C1.8 Repository has a documented change management process that identifies changes to critical processes that potentially affect the repository’s ability to comply with its mandatory responsibilities.
Examples of this would include changes in processes in data management, access, archival storage, ingest, and security. The really important thing is to be able to know what changes were made and when they were made. Traceability makes it possible to understand what was affected by particular changes to the systems.
Evidence: Documentation of change management process; comparison of logs of actual system changes to processes versus associated analyses of their impact and criticality.
Establishing and following a change management process is a lot like stretching before working out. We know we should do it, we feel better when we do, but, wow, is it ever hard to make a point to do it.

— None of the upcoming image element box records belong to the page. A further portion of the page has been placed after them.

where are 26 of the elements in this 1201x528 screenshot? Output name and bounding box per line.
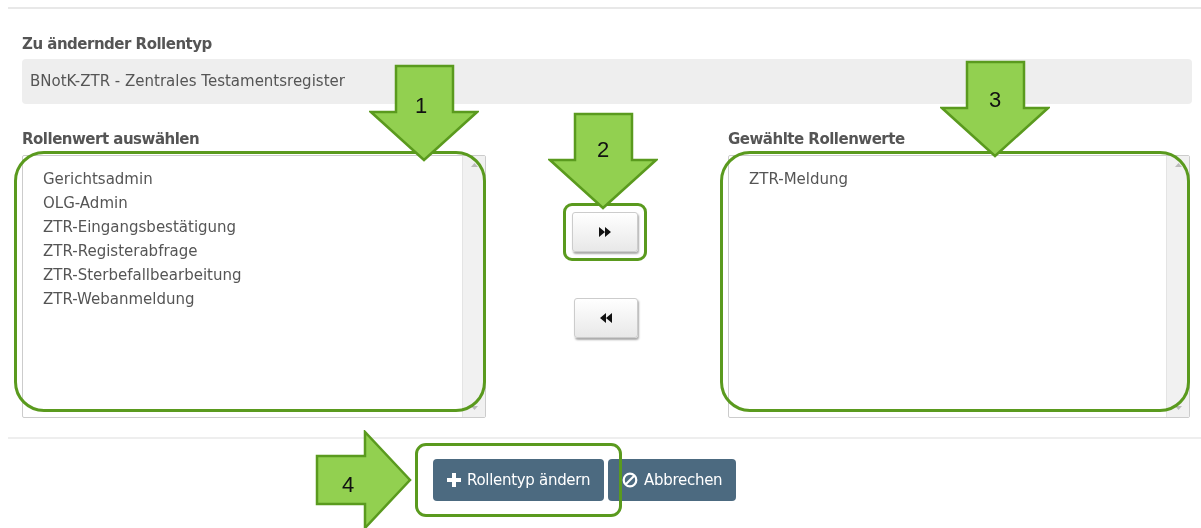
list-item[interactable]: ZTR-Webanmeldung xyxy=(43,287,195,311)
list-item[interactable]: Gerichtsadmin xyxy=(43,167,153,191)
double-right-icon xyxy=(598,226,612,238)
prohibited-icon xyxy=(622,472,639,488)
plus-icon xyxy=(447,473,461,487)
callout-number: 2 xyxy=(597,138,610,162)
list-item[interactable]: OLG-Admin xyxy=(43,191,128,215)
submit-button[interactable]: Rollentyp ändern xyxy=(433,459,605,501)
move-button[interactable] xyxy=(572,212,638,252)
callout-number: 1 xyxy=(415,94,428,118)
move-button[interactable] xyxy=(574,298,638,338)
down-arrow-icon xyxy=(369,64,479,162)
right-arrow-icon xyxy=(315,430,412,528)
scroll-up-icon xyxy=(1173,162,1183,168)
double-left-icon xyxy=(599,312,613,324)
list-item[interactable]: ZTR-Meldung xyxy=(749,167,849,191)
down-arrow-icon xyxy=(940,60,1050,158)
cancel-button[interactable]: Abbrechen xyxy=(608,459,737,501)
list-label: Gewählte Rollenwerte xyxy=(728,129,906,150)
list-item[interactable]: ZTR-Sterbefallbearbeitung xyxy=(43,263,242,287)
list-item[interactable]: ZTR-Registerabfrage xyxy=(43,239,198,263)
list-item[interactable]: ZTR-Eingangsbestätigung xyxy=(43,215,237,239)
list-label: Rollenwert auswählen xyxy=(22,129,201,150)
callout-number: 3 xyxy=(989,88,1002,112)
callout-number: 4 xyxy=(342,473,355,497)
field-label: Zu ändernder Rollentyp xyxy=(22,34,213,55)
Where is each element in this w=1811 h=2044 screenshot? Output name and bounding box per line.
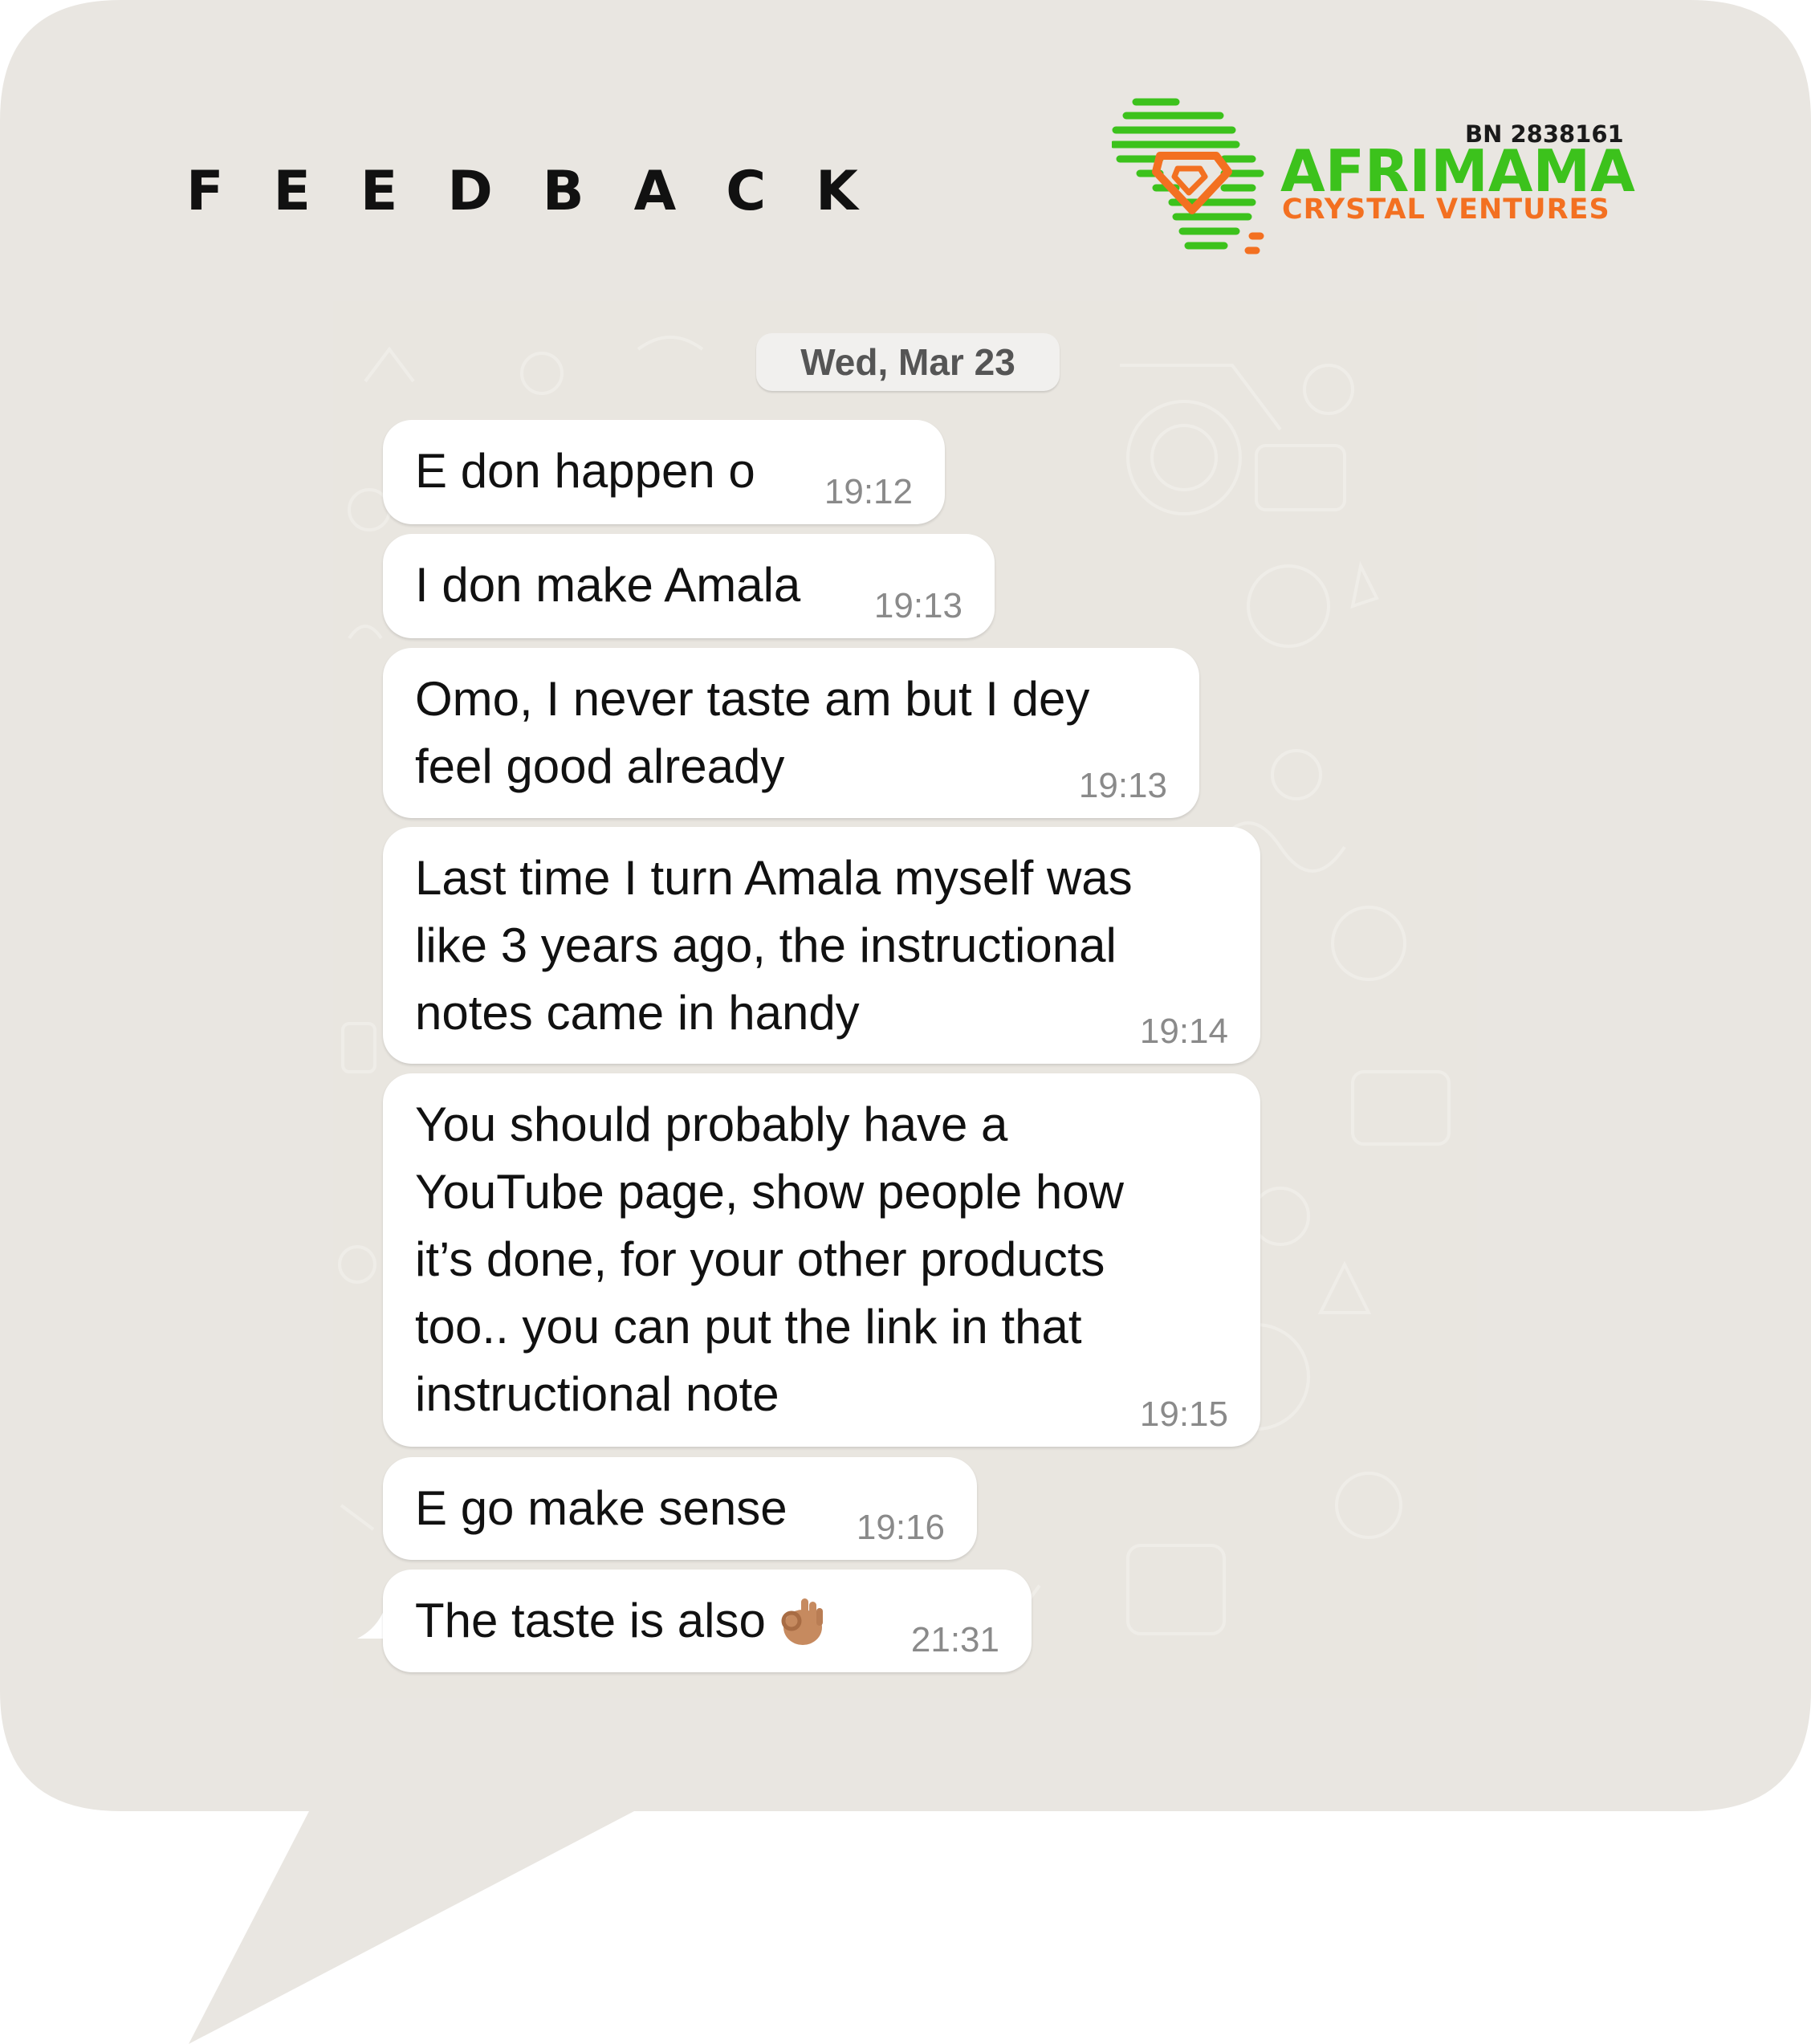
logo-name: AFRIMAMA — [1280, 137, 1635, 205]
message-time: 19:14 — [1139, 1012, 1228, 1051]
message-time: 19:15 — [1139, 1395, 1228, 1434]
date-separator: Wed, Mar 23 — [756, 333, 1060, 391]
message-bubble: I don make Amala 19:13 — [383, 534, 995, 638]
message-text: Last time I turn Amala myself was like 3… — [415, 851, 1133, 1040]
feedback-heading: FEEDBACK — [186, 160, 908, 223]
africa-map-diamond-icon — [1112, 98, 1264, 254]
message-bubble: You should probably have a YouTube page,… — [383, 1073, 1260, 1447]
message-time: 19:16 — [856, 1508, 945, 1547]
message-time: 19:12 — [824, 472, 913, 511]
message-bubble: E go make sense 19:16 — [383, 1457, 977, 1560]
chat-screenshot: Wed, Mar 23 E don happen o 19:12 I don m… — [333, 301, 1477, 1698]
ok-hand-emoji-icon — [781, 1598, 823, 1645]
message-bubble: Last time I turn Amala myself was like 3… — [383, 827, 1260, 1064]
logo-subtitle: CRYSTAL VENTURES — [1282, 193, 1610, 226]
afrimama-logo: BN 2838161 AFRIMAMA CRYSTAL VENTURES — [1112, 98, 1635, 267]
message-bubble: The taste is also 21:31 — [383, 1570, 1032, 1672]
message-bubble: E don happen o 19:12 — [383, 420, 945, 524]
message-text: You should probably have a YouTube page,… — [415, 1097, 1124, 1421]
message-bubble: Omo, I never taste am but I dey feel goo… — [383, 648, 1199, 818]
message-time: 21:31 — [910, 1620, 999, 1659]
message-text-label: The taste is also — [415, 1594, 766, 1647]
message-time: 19:13 — [873, 586, 962, 625]
message-time: 19:13 — [1078, 766, 1167, 805]
message-text: Omo, I never taste am but I dey feel goo… — [415, 672, 1090, 793]
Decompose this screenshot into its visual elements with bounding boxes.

I've used a change management process in the past. At ANS Communications we would only make major configuration changes to the network on certain days and at certain times, and we would drive the changes from a central database. This was particularly important when we made a long and very painful transition away from the NSFnet-era equipment that had formed our backbone network to new equipment from a company known as Bay Networks.
At ICPSR I think we could use something fairly straight-forward. There are only a handful of critical software systems, and they don't change that often. We already track software-level changes in CVS, and we already announce feature-level changes to the designated community (e.g., ICPSR staff for internal systems), and so we might pull it all together by linking the announcements with the code changes in JIRA. I could also imagine a thread on our Intranet (which is Drupal-based) which could form a central summary of changes: what, when, how, and links to more details.